Scientists are also just getting started at the University of Minnesota’s new aquatic invasive species research center, created after legislators appropriated funds for it in 2012.

Stirrings in industry

Boat manufacturers are also showing interest.

At a forum last Wednesday in St. Paul, Larry Meddock, executive director of the Water Sports Industry Association, said one company revealed a new filter product two weeks ago that’s been tested and approved by California and Nevada natural resource officials. It’s not on the market yet, Meddock said. It keeps microscopic zebra mussel larvae and other troublesome species out of ballast tanks — specifically for wakeboard boats that carry hundreds of gallons of extra water to create huge wakes.

Gabriel Jabbour, owner of Tonka Bay Marina, said filters or design changes on many types of boats — especially pontoons — are critical but don’t need to be complicated. “This does not need to change the costs of boats drastically,” he said. “We’re talking minor, but important and profound changes, to protect our lakes.”

High risks

It only takes one infested boat to contaminate a lake, said Deb Pilger, director of environmental management for the Minneapolis Park and Recreation Board. Twice last summer, inspectors stopped boats at Lake Harriet that contained zebra mussels on weeds and were ready to launch.

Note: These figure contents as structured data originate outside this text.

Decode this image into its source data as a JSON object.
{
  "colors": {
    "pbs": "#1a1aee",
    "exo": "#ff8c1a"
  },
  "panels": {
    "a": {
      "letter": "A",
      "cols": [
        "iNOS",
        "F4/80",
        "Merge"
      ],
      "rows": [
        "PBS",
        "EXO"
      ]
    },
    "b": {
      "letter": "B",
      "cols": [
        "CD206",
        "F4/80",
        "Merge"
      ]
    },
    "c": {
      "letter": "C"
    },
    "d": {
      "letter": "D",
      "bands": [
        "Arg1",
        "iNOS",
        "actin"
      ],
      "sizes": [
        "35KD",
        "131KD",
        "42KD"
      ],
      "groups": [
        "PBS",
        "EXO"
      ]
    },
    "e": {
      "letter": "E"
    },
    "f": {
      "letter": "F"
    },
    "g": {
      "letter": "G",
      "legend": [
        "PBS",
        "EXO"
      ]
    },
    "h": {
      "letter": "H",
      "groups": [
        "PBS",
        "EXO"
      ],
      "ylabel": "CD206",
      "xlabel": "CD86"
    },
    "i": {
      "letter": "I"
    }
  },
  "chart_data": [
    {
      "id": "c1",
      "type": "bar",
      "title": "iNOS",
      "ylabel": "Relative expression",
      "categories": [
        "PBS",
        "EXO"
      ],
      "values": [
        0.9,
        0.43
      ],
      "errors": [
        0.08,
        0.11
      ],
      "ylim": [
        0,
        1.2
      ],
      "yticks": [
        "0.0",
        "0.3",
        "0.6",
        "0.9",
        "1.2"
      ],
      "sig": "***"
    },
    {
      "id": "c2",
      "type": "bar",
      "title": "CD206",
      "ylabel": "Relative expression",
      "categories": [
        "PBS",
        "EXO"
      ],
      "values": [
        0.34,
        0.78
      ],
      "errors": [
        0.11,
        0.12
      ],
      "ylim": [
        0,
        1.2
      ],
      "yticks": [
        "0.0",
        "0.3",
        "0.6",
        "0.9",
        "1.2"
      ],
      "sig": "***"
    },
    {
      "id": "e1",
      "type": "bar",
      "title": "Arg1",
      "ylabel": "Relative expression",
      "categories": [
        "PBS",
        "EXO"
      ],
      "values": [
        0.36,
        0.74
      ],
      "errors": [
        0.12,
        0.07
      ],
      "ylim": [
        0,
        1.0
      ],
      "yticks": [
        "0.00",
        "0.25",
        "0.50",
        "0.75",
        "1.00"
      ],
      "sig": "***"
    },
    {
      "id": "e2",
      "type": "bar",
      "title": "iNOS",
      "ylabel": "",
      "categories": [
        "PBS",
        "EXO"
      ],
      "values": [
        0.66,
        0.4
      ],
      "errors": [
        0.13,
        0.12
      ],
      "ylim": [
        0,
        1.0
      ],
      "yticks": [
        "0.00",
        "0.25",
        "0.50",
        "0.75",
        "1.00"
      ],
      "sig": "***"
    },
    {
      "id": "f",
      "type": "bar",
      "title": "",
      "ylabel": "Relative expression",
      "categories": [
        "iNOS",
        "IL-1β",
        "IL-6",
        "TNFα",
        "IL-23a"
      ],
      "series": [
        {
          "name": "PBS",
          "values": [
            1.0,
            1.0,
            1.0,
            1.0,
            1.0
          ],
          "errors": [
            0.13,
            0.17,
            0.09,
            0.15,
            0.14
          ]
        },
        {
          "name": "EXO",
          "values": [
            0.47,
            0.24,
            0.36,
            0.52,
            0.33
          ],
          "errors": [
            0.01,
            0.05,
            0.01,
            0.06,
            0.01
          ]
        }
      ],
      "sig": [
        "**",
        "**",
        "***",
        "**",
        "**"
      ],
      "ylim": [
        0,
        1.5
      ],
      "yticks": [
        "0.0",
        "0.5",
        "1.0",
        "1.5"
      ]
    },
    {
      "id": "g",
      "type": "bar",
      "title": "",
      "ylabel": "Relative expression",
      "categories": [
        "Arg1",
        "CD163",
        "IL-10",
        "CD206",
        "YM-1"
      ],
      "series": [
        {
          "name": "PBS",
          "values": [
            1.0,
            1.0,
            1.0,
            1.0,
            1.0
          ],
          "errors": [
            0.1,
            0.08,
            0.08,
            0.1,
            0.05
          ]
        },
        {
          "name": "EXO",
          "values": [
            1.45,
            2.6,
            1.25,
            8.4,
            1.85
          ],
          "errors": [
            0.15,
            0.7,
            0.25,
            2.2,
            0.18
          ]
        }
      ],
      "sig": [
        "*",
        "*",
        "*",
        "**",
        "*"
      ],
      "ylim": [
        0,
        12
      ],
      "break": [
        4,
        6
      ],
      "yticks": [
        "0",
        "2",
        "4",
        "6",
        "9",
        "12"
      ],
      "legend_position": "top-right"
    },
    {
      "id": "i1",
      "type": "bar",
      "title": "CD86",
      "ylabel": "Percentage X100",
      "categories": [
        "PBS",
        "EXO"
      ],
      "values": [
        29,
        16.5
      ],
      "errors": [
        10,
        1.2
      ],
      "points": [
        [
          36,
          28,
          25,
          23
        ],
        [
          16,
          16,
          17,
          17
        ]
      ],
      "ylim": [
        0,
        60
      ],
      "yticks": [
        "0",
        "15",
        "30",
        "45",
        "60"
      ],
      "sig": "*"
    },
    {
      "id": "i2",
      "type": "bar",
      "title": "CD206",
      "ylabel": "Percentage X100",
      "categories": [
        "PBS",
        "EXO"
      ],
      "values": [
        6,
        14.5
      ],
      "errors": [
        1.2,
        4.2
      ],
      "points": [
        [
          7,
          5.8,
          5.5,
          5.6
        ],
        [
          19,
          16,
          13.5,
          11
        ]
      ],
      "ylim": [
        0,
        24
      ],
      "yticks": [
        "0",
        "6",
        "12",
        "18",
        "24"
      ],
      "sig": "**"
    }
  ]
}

Zebra mussels are confirmed in Lake Hiawatha and Minnehaha Creek, she said, but not in the city’s other lakes.

Pilger presented a 10-point plan Wednesday that a park board committee endorsed. It fine-tunes this year’s inspection schedule for boat launches at Harriet, Calhoun and Nokomis lakes in Minneapolis, where more than 8,800 inspections occurred last year.

“Inspectors are out there, but it’s really an education program,” she said. “People need to understand that everyone has a role in protecting these waters, and that no one can do it alone.”